Werbung für Ausbildung im Handwerk
Mit Nachwuchsmangel nicht abfinden

Ahlen -

Der Nachwuchsmangel im Handwerk ist dramatisch. Nun nimmt sich der Schülerhilfeverein „Keiner geht verloren“ (kgv) dieses Problems an. Dazu stellten am Montag zwei örtliche Handwerksmeister und der kgv-Vorstand eine Offensive vor mit dem Ziel, Jugendliche für eine Ausbildung im Handwerk oder als Facharbeiter zu begeistern.

Dienstag, 27.08.2019, 10:32 Uhr
Sorgen sich nicht nur um Nachwuchs, sondern auch um Talentverluste: Silvia Adam-Recker, Arthur Drescher, Andreas Wilinski, Martin Pörtzel (vorne v.l.), Adem Türkoglu, Kurt Litwin, Berni Recker und Burkhard Knepper (hinten v.l.).
Sorgen sich nicht nur um Nachwuchs, sondern auch um Talentverluste: Silvia Adam-Recker, Arthur Drescher, Andreas Wilinski, Martin Pörtzel (vorne v.l.), Adem Türkoglu, Kurt Litwin, Berni Recker und Burkhard Knepper (hinten v.l.). Foto: Peter Schniederjürgen

Zwei betroffene Unternehmer, Installateurobermeister Andreas Wilinsiki und sein Malermeisterkollege Martin Pörtzel , wollen nicht mehr nur über den Mangel an Nachwuchs jammern, sich nicht damit abfinden. „Mit dem kgv werden wir gezielt Eltern ansprechen, um auf die Chancen in unseren Gewerken hinzuweisen“, sagt Pörtzel.
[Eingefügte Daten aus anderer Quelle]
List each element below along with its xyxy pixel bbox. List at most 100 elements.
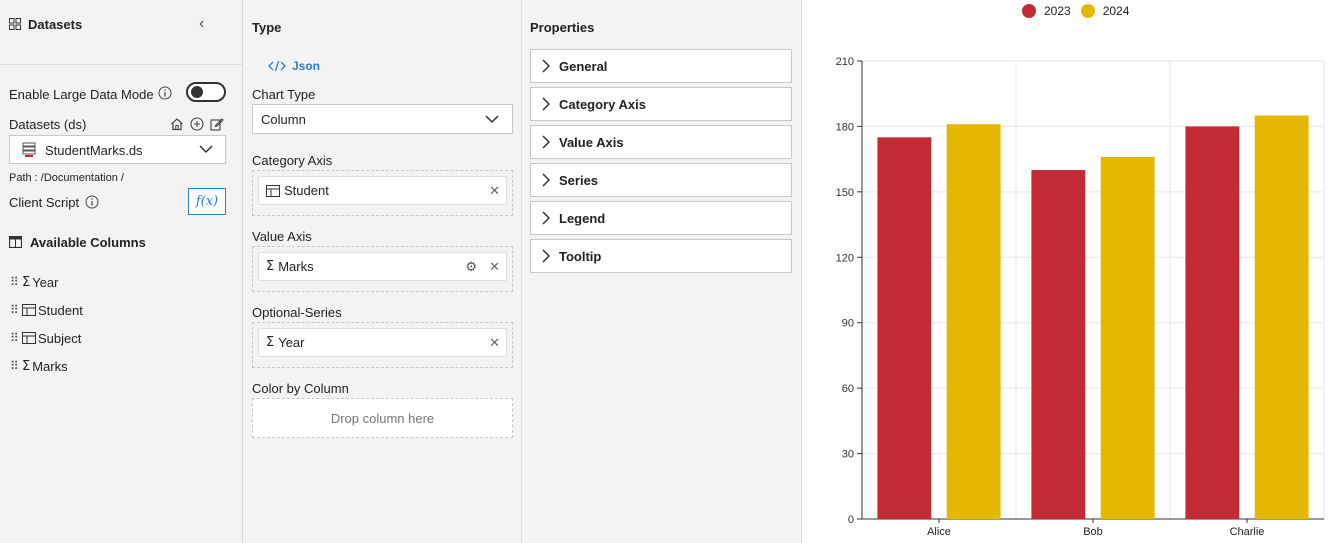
y-tick-label: 180 bbox=[836, 121, 854, 133]
y-tick-label: 30 bbox=[842, 449, 854, 461]
type-panel: Type Json Chart Type Column Category Axi… bbox=[243, 0, 522, 543]
section-tooltip[interactable]: Tooltip bbox=[530, 239, 792, 273]
bar-2023-charlie bbox=[1185, 126, 1240, 519]
column-item-student[interactable]: ⠿ Student bbox=[10, 301, 83, 319]
sigma-icon: Σ bbox=[266, 335, 275, 350]
edit-dataset-icon[interactable] bbox=[210, 117, 224, 131]
type-title: Type bbox=[252, 20, 282, 35]
y-tick-label: 60 bbox=[842, 383, 854, 395]
chip-label: Year bbox=[278, 335, 305, 350]
dataset-select[interactable]: StudentMarks.ds bbox=[9, 135, 226, 164]
column-item-year[interactable]: ⠿ Σ Year bbox=[10, 273, 59, 291]
section-general[interactable]: General bbox=[530, 49, 792, 83]
client-script-button[interactable]: f(x) bbox=[188, 188, 226, 215]
legend-item-2023[interactable]: 2023 bbox=[1022, 4, 1071, 18]
x-tick-label: Bob bbox=[1083, 526, 1103, 538]
close-icon[interactable]: ✕ bbox=[489, 335, 500, 350]
y-tick-label: 120 bbox=[836, 252, 854, 264]
column-name: Year bbox=[32, 274, 59, 290]
y-tick-label: 0 bbox=[848, 514, 854, 526]
y-tick-label: 210 bbox=[836, 56, 854, 68]
optional-series-chip[interactable]: Σ Year ✕ bbox=[258, 328, 507, 357]
y-tick-label: 150 bbox=[836, 187, 854, 199]
legend-swatch bbox=[1022, 4, 1036, 18]
bar-2023-alice bbox=[877, 137, 932, 520]
bar-2024-bob bbox=[1100, 156, 1155, 519]
chart-type-select[interactable]: Column bbox=[252, 104, 513, 134]
optional-series-dropzone[interactable]: Σ Year ✕ bbox=[252, 322, 513, 368]
chart-preview: 2023 2024 0 30 60 90 120 150 180 210 Alice Bob Cha… bbox=[802, 0, 1329, 543]
chevron-right-icon bbox=[541, 211, 550, 225]
chevron-right-icon bbox=[541, 249, 550, 263]
column-item-subject[interactable]: ⠿ Subject bbox=[10, 329, 81, 347]
chevron-down-icon bbox=[199, 144, 213, 154]
section-label: Tooltip bbox=[559, 248, 602, 264]
legend-label: 2024 bbox=[1102, 4, 1130, 18]
table-column-icon bbox=[22, 304, 36, 316]
optional-series-label: Optional-Series bbox=[252, 305, 342, 320]
drag-handle-icon[interactable]: ⠿ bbox=[10, 331, 19, 345]
drag-handle-icon[interactable]: ⠿ bbox=[10, 275, 19, 289]
code-icon bbox=[268, 60, 286, 72]
column-item-marks[interactable]: ⠿ Σ Marks bbox=[10, 357, 68, 375]
database-icon bbox=[22, 142, 36, 158]
section-label: Legend bbox=[559, 210, 606, 226]
sigma-icon: Σ bbox=[22, 274, 31, 290]
legend-label: 2023 bbox=[1044, 4, 1071, 18]
column-name: Student bbox=[38, 302, 83, 318]
gear-icon[interactable]: ⚙ bbox=[465, 259, 477, 274]
x-tick-label: Charlie bbox=[1230, 526, 1265, 538]
info-icon[interactable] bbox=[158, 86, 172, 100]
sigma-icon: Σ bbox=[266, 259, 275, 274]
properties-panel: Properties General Category Axis Value A… bbox=[522, 0, 802, 543]
chip-label: Student bbox=[284, 183, 329, 198]
color-by-dropzone[interactable]: Drop column here bbox=[252, 398, 513, 438]
value-axis-label: Value Axis bbox=[252, 229, 312, 244]
chart-type-value: Column bbox=[261, 111, 306, 127]
dropzone-placeholder: Drop column here bbox=[330, 410, 435, 426]
datasets-panel: Datasets ‹ Enable Large Data Mode Datase… bbox=[0, 0, 243, 543]
large-data-mode-toggle[interactable] bbox=[186, 82, 226, 102]
chart-legend: 2023 2024 bbox=[1022, 4, 1129, 18]
section-value-axis[interactable]: Value Axis bbox=[530, 125, 792, 159]
column-name: Subject bbox=[38, 330, 82, 346]
close-icon[interactable]: ✕ bbox=[489, 259, 500, 274]
bar-2023-bob bbox=[1031, 170, 1086, 520]
table-icon bbox=[9, 236, 22, 248]
json-link-label: Json bbox=[292, 59, 321, 73]
selected-dataset: StudentMarks.ds bbox=[45, 143, 143, 158]
drag-handle-icon[interactable]: ⠿ bbox=[10, 359, 19, 373]
chevron-right-icon bbox=[541, 97, 550, 111]
section-legend[interactable]: Legend bbox=[530, 201, 792, 235]
legend-item-2024[interactable]: 2024 bbox=[1080, 4, 1130, 18]
collapse-chevron-icon[interactable]: ‹ bbox=[199, 15, 205, 32]
table-column-icon bbox=[22, 332, 36, 344]
value-axis-chip[interactable]: Σ Marks ⚙ ✕ bbox=[258, 252, 507, 281]
large-data-mode-label: Enable Large Data Mode bbox=[9, 87, 154, 102]
bar-2024-charlie bbox=[1254, 115, 1309, 520]
datasets-label: Datasets (ds) bbox=[9, 117, 87, 132]
datasets-grid-icon bbox=[9, 18, 21, 30]
category-axis-dropzone[interactable]: Student ✕ bbox=[252, 170, 513, 216]
chart-type-label: Chart Type bbox=[252, 87, 316, 102]
add-dataset-icon[interactable] bbox=[190, 117, 204, 131]
close-icon[interactable]: ✕ bbox=[489, 183, 500, 198]
column-name: Marks bbox=[32, 358, 68, 374]
chevron-right-icon bbox=[541, 135, 550, 149]
table-column-icon bbox=[266, 184, 280, 197]
section-label: Series bbox=[559, 172, 599, 188]
available-columns-title: Available Columns bbox=[30, 235, 146, 250]
drag-handle-icon[interactable]: ⠿ bbox=[10, 303, 19, 317]
section-label: Value Axis bbox=[559, 134, 624, 150]
color-by-label: Color by Column bbox=[252, 381, 349, 396]
info-icon[interactable] bbox=[85, 195, 99, 209]
datasets-title: Datasets bbox=[28, 17, 83, 32]
category-axis-label: Category Axis bbox=[252, 153, 333, 168]
json-link[interactable]: Json bbox=[268, 59, 320, 73]
category-axis-chip[interactable]: Student ✕ bbox=[258, 176, 507, 205]
section-category-axis[interactable]: Category Axis bbox=[530, 87, 792, 121]
section-series[interactable]: Series bbox=[530, 163, 792, 197]
value-axis-dropzone[interactable]: Σ Marks ⚙ ✕ bbox=[252, 246, 513, 292]
section-label: General bbox=[559, 58, 608, 74]
home-icon[interactable] bbox=[170, 117, 184, 131]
Zu diesem Zweck startet Berni Recker , Geschäftsführer des Vereins, eine Besuchstour, um bei den Eltern der vom kgv betreuten Jugendlichen Überzeugungsarbeit zu leisten. „Ziel ist es, sie für den 17. September um 19 Uhr zu einem Infoabend einzuladen“, kündigt Recker an. Dann soll in den Räumen des kgv am Hansaplatz eine Runde mit Unternehmern, Schülern und deren Eltern dafür sorgen, Berufsbilder von vermeintlich unpopulären Branchen gerade zu rücken, Vorurteile abzubauen.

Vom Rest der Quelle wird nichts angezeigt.